The same applies to all religions. In Mr Cohen’s words, ‘there is no basis for rational discourse’ between different religions or between religionists and non-believers. On the one hand you have rationality, on the other faith in ‘alternative facts’.
And that’s just the beginning. As any experienced lawyer will tell you, our court system is designed simply to decide which of two sets of alternative facts finds acceptance by the jury. And what are our elections but the parade of alternative facts, each seeking to persuade us that one set is more attractive than the other. Indeed, the old saying that ‘there are lies, damn lies and statistics’ is the perfect illustration of the alternative facts that can be drawn from a single set of numbers.

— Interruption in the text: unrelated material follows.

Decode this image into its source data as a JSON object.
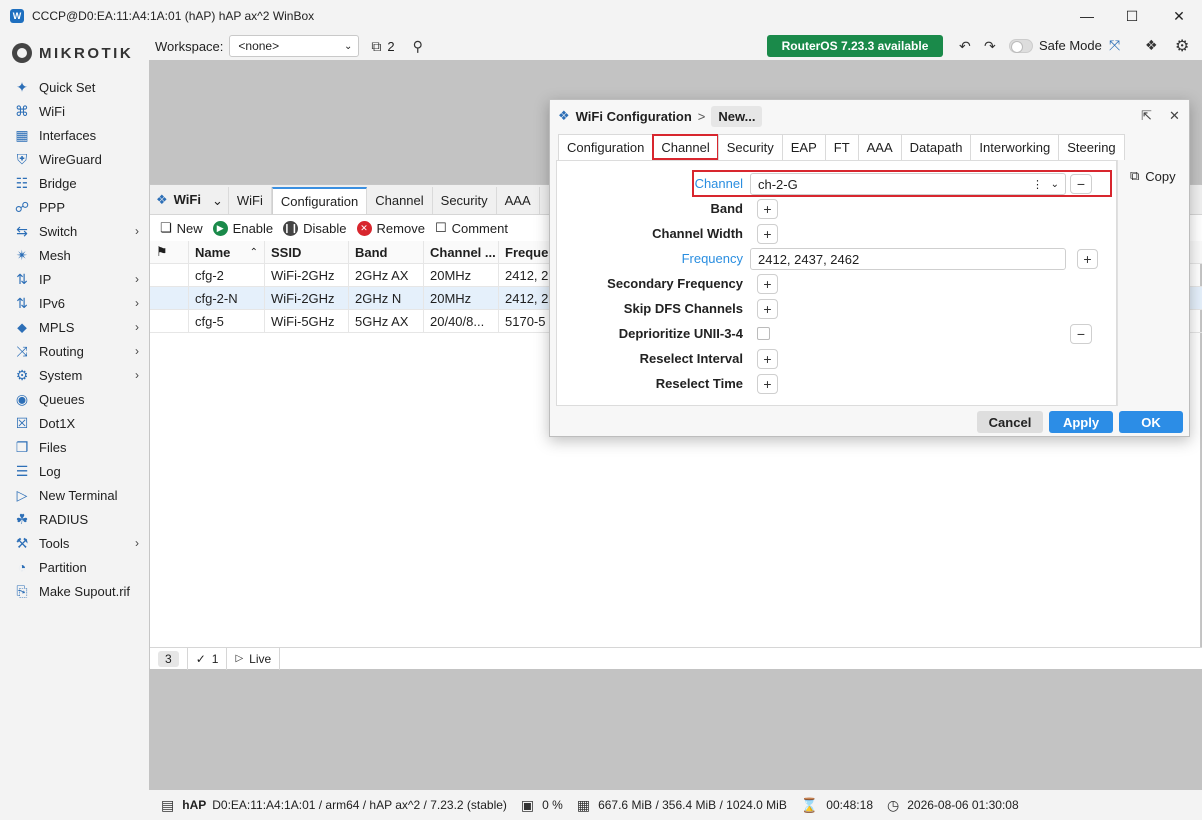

And what of the overwhelming consensus that human activity is heating the globe towards a tipping point. Mr Trump and his millions of followers have an alternative set of facts that shows the whole thing is a Chinese hoax. And speaking of the Chinese, a whole raft of alternative facts were brought to bear on our racial prejudice to produce the White Australia Policy that disfigured Australia’s relations with its neighbours for almost a century.
So, where did we all go wrong? Perhaps we need look no further than parenthood where, with no thought for the future, we start out children’s lives with a few ‘alternative facts’ that are close to their hearts. The tooth fairy is a favourite as we tell them in all earnestness that she will take the little incisor away and replace it with a dollar (or two). And in the morning, there it is. Then comes Santa Claus, and prayers and Bible/Koran/Upanishad stories made from whole cloth but which dance around a child’s mind in those last moments before sleep.
But what of science. you say. Surely, we can rely on our scientists for an unimpeachable set of facts upon which we can base our rational discourse. Well, science itself is actually a vigorous debate between proponents of alternative facts – known as hypotheses – which are debated and resolved, only to discover in the future that the agreed synthesis was in fact quite off beam – for example Newton’s notion of gravity was accepted for several centuries before Einstein came along and upset his applecart.
The saving grace is that it really is a place of rational discourse, but for vast numbers of humanity it’s merely a set of ‘alternative facts’. Happily, at its heart is mathematics which leaves no room for argument. Two plus two will always be four. You really can’t trump that.